What Netflix has managed to accomplish in a relatively short amount of time is nothing short of astounding. The streaming giant today boasts more than 125 million subscribers across the globe and shows no signs of slowing down anytime soon. Though Netflix may have had somewhat humble beginnings as a purveyor of DVDs, the company today is a bona-fide media juggernaut with an ever-increasing selection of original, compelling content.
Shares of Netflix have been steadily rising in recent weeks, largely on account of impressive subscriber growth. Since last Friday, Netflix shares are up 25 points and the company earlier today reached a new and downright impressive milestone. With Netflix’s market cap now standing at $161 billion, the company yesterday — for the first time — was worth more than Disney, which boasts a market cap of $152 billion.

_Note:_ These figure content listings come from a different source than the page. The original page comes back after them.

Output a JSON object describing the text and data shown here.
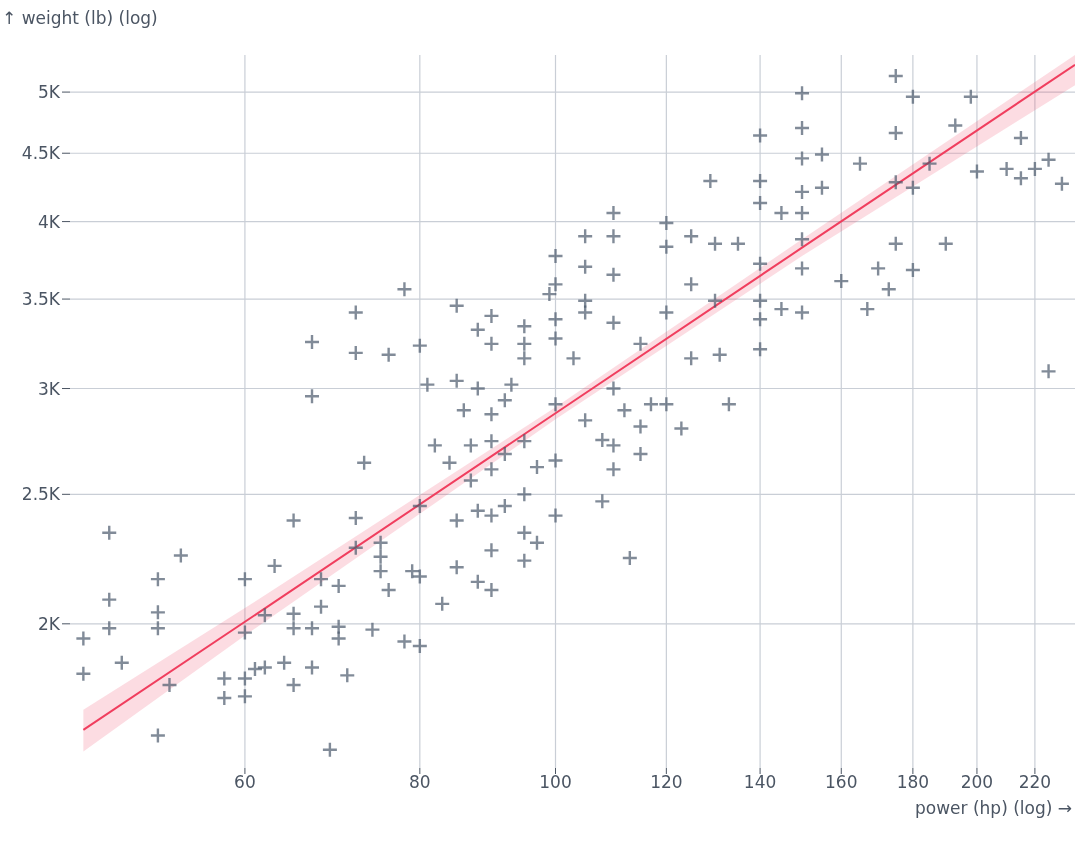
{
  "chart_data": {
    "type": "scatter",
    "xlabel": "power (hp) (log) →",
    "ylabel": "↑ weight (lb) (log)",
    "log": "xy",
    "xlim": [
      45,
      235
    ],
    "ylim": [
      1560,
      5330
    ],
    "xticks": [
      60,
      80,
      100,
      120,
      140,
      160,
      180,
      200,
      220
    ],
    "yticks": [
      {
        "value": 2000,
        "label": "2K"
      },
      {
        "value": 2500,
        "label": "2.5K"
      },
      {
        "value": 3000,
        "label": "3K"
      },
      {
        "value": 3500,
        "label": "3.5K"
      },
      {
        "value": 4000,
        "label": "4K"
      },
      {
        "value": 4500,
        "label": "4.5K"
      },
      {
        "value": 5000,
        "label": "5K"
      }
    ],
    "grid": true,
    "series": [
      {
        "marker": "cross",
        "color": "#4b5a6c",
        "x": [
          46,
          46,
          48,
          48,
          48,
          49,
          52,
          52,
          52,
          53,
          54,
          52,
          58,
          58,
          60,
          60,
          60,
          60,
          61,
          62,
          63,
          62,
          65,
          65,
          65,
          64,
          65,
          67,
          67,
          67,
          67,
          68,
          68,
          69,
          70,
          70,
          70,
          71,
          72,
          72,
          72,
          72,
          73,
          74,
          75,
          75,
          75,
          76,
          76,
          78,
          78,
          79,
          80,
          80,
          80,
          80,
          81,
          82,
          83,
          84,
          85,
          85,
          85,
          85,
          86,
          87,
          87,
          88,
          88,
          88,
          88,
          90,
          90,
          90,
          90,
          90,
          90,
          90,
          90,
          92,
          92,
          92,
          93,
          95,
          95,
          95,
          95,
          95,
          95,
          95,
          97,
          97,
          99,
          100,
          100,
          100,
          100,
          100,
          100,
          100,
          103,
          105,
          105,
          105,
          105,
          105,
          108,
          108,
          110,
          110,
          110,
          110,
          110,
          110,
          110,
          112,
          113,
          115,
          115,
          115,
          117,
          120,
          120,
          120,
          120,
          123,
          125,
          125,
          125,
          129,
          130,
          130,
          131,
          133,
          135,
          140,
          140,
          140,
          140,
          140,
          140,
          140,
          145,
          145,
          150,
          150,
          150,
          150,
          150,
          150,
          150,
          150,
          155,
          155,
          160,
          165,
          167,
          170,
          173,
          175,
          175,
          175,
          175,
          180,
          180,
          180,
          185,
          190,
          193,
          198,
          200,
          210,
          215,
          215,
          220,
          225,
          225,
          230
        ],
        "values": [
          1950,
          1835,
          2340,
          2085,
          1985,
          1870,
          2160,
          2040,
          1985,
          1800,
          2250,
          1650,
          1820,
          1760,
          2160,
          1970,
          1820,
          1765,
          1850,
          2030,
          2210,
          1855,
          2390,
          2035,
          1985,
          1870,
          1800,
          3250,
          2960,
          1985,
          1855,
          2160,
          2060,
          1610,
          2135,
          1990,
          1950,
          1830,
          3420,
          3190,
          2400,
          2280,
          2640,
          1980,
          2300,
          2245,
          2190,
          3180,
          2120,
          3560,
          1940,
          2190,
          3230,
          2450,
          1925,
          2170,
          3020,
          2720,
          2070,
          2640,
          3460,
          3040,
          2390,
          2205,
          2890,
          2720,
          2560,
          3320,
          3000,
          2430,
          2150,
          3400,
          3240,
          2870,
          2740,
          2610,
          2410,
          2270,
          2120,
          2940,
          2680,
          2450,
          3020,
          3340,
          3240,
          3160,
          2740,
          2500,
          2340,
          2230,
          2300,
          2620,
          3530,
          3770,
          3590,
          3380,
          3270,
          2920,
          2650,
          2410,
          3160,
          3900,
          3700,
          3490,
          3420,
          2840,
          2745,
          2470,
          4060,
          3900,
          3650,
          3360,
          3000,
          2720,
          2610,
          2890,
          2240,
          3240,
          2810,
          2680,
          2920,
          3990,
          3830,
          3420,
          2920,
          2800,
          3900,
          3590,
          3160,
          4290,
          3850,
          3490,
          3180,
          2920,
          3850,
          4640,
          4290,
          4130,
          3720,
          3490,
          3380,
          3210,
          4060,
          3440,
          4990,
          4700,
          4460,
          4210,
          4060,
          3880,
          3690,
          3420,
          4490,
          4240,
          3610,
          4420,
          3440,
          3690,
          3560,
          5140,
          4660,
          4280,
          3850,
          4960,
          4240,
          3680,
          4420,
          3850,
          4720,
          4960,
          4360,
          4380,
          4620,
          4310,
          4380,
          4450,
          3090,
          4270
        ]
      },
      {
        "type": "line",
        "color": "#f03e5e",
        "x": [
          46,
          60,
          100,
          150,
          235
        ],
        "values": [
          1666,
          2007,
          2875,
          3824,
          5241
        ],
        "lower": [
          1605,
          1960,
          2845,
          3770,
          5060
        ],
        "upper": [
          1725,
          2055,
          2905,
          3880,
          5330
        ]
      }
    ]
  }
}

Looking ahead, some analysts believe that Netflix still has plenty of room for growth. As we highlighted last week, a recent research note from Bank of America analyst Nat Schindler argues that Netflix’s subscriber base could reach 360 million by 2030.
“We believe Netflix still has a considerable opportunity ahead if it can achieve reasonable penetration levels internationally,” Schindler explained. “Netflix will face varying levels of competition, regulation and economic conditions in each individual market it participates in, but its content scale should allow it to become the dominant streaming player in virtually all markets.”
The absurdity of making tech predictions 12 years out notwithstanding, there’s no question that Netflix’s rapid transformation into a media juggernaut has had an impact on Disney’s strategic roadmap. This past August, Disney announced its plan to start removing its content from Netflix in an effort to bolster its own streaming service which, if all goes according to plan, will go live sometime in late 2019.